Anyways, Tyler you did a lot of work and deserve the recognition and congratulatory remarks for resurrecting your car.

That being said, this is a good example of why most people should steer clear of rebuilding a salvage vehicle though. Everything is tweaked and forces of the impact have permanently distorted even some of the smallest details. A such, you just can't really ever get the vehicle completely right. It's possible that you won't realize any unfavorable characteristics, though not likely in the long term. Rarely driven specialty vehicles like your challenger are reasonable candidates for refurbishment, but daily driven primary transportation vehicles will show their flaws sooner rather than later, ie rapid suspension wear, tire wear, drivetrain wear, handling issues, all or some eventually show up and are in need of frequent replacement. Your car, being a second and fun car for you, likely won't see the mileage demands that others will.

I too have thought about going down this path in the past, buying a vehicle that was not really part of my budget. Eventually, others with more experience in the matter really convinced me of the flip side of Salvage vehicle resurrection.

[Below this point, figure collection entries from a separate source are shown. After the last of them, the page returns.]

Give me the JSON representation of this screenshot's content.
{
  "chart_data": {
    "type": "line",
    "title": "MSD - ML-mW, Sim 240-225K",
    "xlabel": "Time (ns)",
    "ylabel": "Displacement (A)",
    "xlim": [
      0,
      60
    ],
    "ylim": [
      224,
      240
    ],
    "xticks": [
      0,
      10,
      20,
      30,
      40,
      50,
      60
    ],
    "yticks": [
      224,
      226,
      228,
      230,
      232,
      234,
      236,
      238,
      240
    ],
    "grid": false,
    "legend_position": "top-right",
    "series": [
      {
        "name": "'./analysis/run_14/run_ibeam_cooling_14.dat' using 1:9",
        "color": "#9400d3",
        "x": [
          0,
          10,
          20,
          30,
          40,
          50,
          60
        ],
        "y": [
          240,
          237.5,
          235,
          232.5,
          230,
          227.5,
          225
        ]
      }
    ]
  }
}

I see lots of thee super desirable dream cars for sale as salvage vehicles and, while i don't mean to rain on your parade (honestly most people could never ever fix a car and get it back on the road the way you did), congrats to you, well done. I just want to mention that your results are not common, at all.

Every misty eyed teenager across the country that has read your posts here idolize what you've accomplished.

So my point is, if you see that dream car listed for sale and the price is less than normally asked, pay attention to the title as it's likely a salvage vehicle. Minor accidents don't result in a car being totaled and branded salvage. The people that inspect and assess damage are experienced and they know all to well what is repairable and what is not, as well as what can be repaired and be safe or not and what is cost effective to repair and what is not.

Again no slight is intended towards you or your amazing accomplishment.